U.S. Sen. Jerry Moran listened to some tough talk from his constituents Wednesday at a town hall meeting in Wichita that drew supporters of protections for young immigrants brought to this country as children, as well as outspoken critics of President Donald Trump amid the unfolding investigation into Russian interference in his election.

The Republican told the crowd of about 100 people that he is on the side of fixing the soon-to-expire Deferred Action for Childhood Arrivals program, or DACA, to bring certainty to the lives of these younger immigrants. But he said there is also a need to couple it with border security, something that doesn't necessary mean a brick-and-mortar wall.

"You want border security because every time that we reward bad behavior you could expect more bad behavior," Moran said. "So let's fix the opportunity for bad behavior — parents bringing kids here illegally or people crossing our border illegally — at the same time we provide certainty for people who through no fault of their own are in the United States."

He said keeping a deal simple provides an opportunity to find common ground. When pressed whether he would support a pathway to citizenship, he replied that he doesn't know until he sees "the whole package."

"The question is what can Congress pass and what would the President sign," Moran said.

Border security entails more than immigration concerns and includes other issues such as national security and law enforcement, he said.

One audience member, Diane Caton, elicited mostly applause when she launched into a long litany of complaints about the president, urging Moran not to support a man who runs down the courts, FBI and other government institutions and, who she said, creates "a daily crisis to distract us from what he is really doing." She also urged Moran to support protections for the "dreamers" brought into the country as children.

Moran let her talk, without responding, before moving to the next constituent.

The concerns voiced by another woman about election interference sparked an impassioned response from the senator.

"It is concerning to me that we are not more focused on Russia and its engagement in our election," Moran said. "This is an important issue. I supported sanctions against Russia as a reaction, but the key here is to do more to make certain it does not happen again — and in particular in the next midterm elections."

Moran also expressed confidence in Special Counsel Robert Mueller, who he called "somebody of high caliber."

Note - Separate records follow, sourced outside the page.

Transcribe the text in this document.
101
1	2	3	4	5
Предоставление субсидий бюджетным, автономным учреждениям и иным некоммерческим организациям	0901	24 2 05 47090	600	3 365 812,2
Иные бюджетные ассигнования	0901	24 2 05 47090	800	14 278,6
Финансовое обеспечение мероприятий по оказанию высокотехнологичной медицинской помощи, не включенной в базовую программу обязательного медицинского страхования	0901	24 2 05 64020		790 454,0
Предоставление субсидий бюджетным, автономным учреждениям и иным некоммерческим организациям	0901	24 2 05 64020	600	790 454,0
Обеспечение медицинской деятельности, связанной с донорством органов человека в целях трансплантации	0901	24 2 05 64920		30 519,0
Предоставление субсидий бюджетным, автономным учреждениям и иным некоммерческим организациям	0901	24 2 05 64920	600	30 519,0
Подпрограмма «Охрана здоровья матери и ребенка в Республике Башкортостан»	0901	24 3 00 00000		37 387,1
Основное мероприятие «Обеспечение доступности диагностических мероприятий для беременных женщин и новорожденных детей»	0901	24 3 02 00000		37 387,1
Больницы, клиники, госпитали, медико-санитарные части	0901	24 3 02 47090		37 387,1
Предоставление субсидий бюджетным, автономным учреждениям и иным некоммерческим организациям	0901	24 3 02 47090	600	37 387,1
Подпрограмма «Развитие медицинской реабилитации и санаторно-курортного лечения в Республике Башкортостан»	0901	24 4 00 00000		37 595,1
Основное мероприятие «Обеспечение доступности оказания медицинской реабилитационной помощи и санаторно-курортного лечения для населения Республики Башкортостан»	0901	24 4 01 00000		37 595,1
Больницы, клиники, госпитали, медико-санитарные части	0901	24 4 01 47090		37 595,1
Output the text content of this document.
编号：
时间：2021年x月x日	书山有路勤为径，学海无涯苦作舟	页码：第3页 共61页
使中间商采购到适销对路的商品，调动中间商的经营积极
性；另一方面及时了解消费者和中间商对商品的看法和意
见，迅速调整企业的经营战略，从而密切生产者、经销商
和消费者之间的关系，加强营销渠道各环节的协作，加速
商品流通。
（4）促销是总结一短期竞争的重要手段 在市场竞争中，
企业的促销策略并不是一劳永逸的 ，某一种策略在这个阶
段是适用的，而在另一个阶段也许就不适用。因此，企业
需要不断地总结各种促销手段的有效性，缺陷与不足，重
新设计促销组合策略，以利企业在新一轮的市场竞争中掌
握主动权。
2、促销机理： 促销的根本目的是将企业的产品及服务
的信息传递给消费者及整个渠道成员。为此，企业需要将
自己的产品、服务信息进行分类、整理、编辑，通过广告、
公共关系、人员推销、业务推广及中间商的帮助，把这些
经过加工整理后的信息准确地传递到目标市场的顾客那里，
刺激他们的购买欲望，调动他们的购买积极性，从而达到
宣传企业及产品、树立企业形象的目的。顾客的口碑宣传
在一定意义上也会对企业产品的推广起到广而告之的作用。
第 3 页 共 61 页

"We need somebody in that position to reach a conclusion as to what the facts are," he said. "That person has to have the integrity for when this is over that the vast majority of Americans believe in the outcome."

Mueller can serve "a very useful purpose," Moran added.

"I would ask the Administration to let the process go forward until the outcome is determined," he said. "And then I would ask all of you and every Kansan and every American ... could we please set aside who we voted for and take comfort in the fact that we now have the facts and that we can govern without a continual fight."